May 2022
Bio Note: In March I started working as senior education reporter for NJ.com/The Star-Ledger, where I look forward to visiting schools and letting out my inner extrovert, which has been housebound since 2008 when I started working from home. My poetry books include The Opposite of Babel, from Jacar Press, which came out in March.
The Stilling
“…global wind speeds have decreased by some 5 to 15 percent over the last three decades, and are expected to decrease another 15 percent in the coming century.” – from “The Forgotten Part of Climate: Slower Winds,” Conservation Magazine I loved an island so windy the butterflies evolved away their wings so as not to be blown out to sea—there is such a place. The wind, bulk movement of air, left windthrow (uprooted trees) or windsnap (broken boles), flinging leaves across the street like swift lemmings, squalling them in a dawdle of hopping toads. Ellensburg wind could blow ticks off a tomcat. Sequoias survived gusts by interlocking shallow roots.
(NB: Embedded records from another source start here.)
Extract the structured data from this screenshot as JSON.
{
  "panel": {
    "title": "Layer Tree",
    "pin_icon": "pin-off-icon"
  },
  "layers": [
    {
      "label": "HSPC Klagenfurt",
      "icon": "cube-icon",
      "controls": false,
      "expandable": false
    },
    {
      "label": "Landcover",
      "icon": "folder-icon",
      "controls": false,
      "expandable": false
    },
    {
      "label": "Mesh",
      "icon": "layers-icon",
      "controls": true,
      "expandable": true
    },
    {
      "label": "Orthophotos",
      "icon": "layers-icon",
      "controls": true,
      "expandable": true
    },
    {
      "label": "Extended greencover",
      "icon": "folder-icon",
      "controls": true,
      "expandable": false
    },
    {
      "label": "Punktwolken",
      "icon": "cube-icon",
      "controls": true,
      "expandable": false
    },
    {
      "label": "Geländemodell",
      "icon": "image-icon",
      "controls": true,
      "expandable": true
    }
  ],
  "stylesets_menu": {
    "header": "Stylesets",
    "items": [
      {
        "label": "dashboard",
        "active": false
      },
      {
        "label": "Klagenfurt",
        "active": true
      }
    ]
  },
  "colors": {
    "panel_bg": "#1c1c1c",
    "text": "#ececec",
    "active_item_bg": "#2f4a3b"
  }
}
Adosculation is wind-pollination—sex without contact, the embrace of a stiff breeze at the beach, refreshing— whereby randy mares “conceive of the wind, like hens” who lay “wind eggs,” addled, without shells, said scientists in AD 70. Windmills became sacraments: “electricity, they say, is a disembodied idea, like faith, that exists only by its expression.” Before the birth of wind, Eurynome rose up from chaos, divided water from sky, leaving skirls and gusts. Wind, growing from pirouettes, now somehow dying. Even wind at a mile an hour, a quarter of my speed: better than the emptiness of the sax never played, the wingless butterfly, walking, with nothing to do.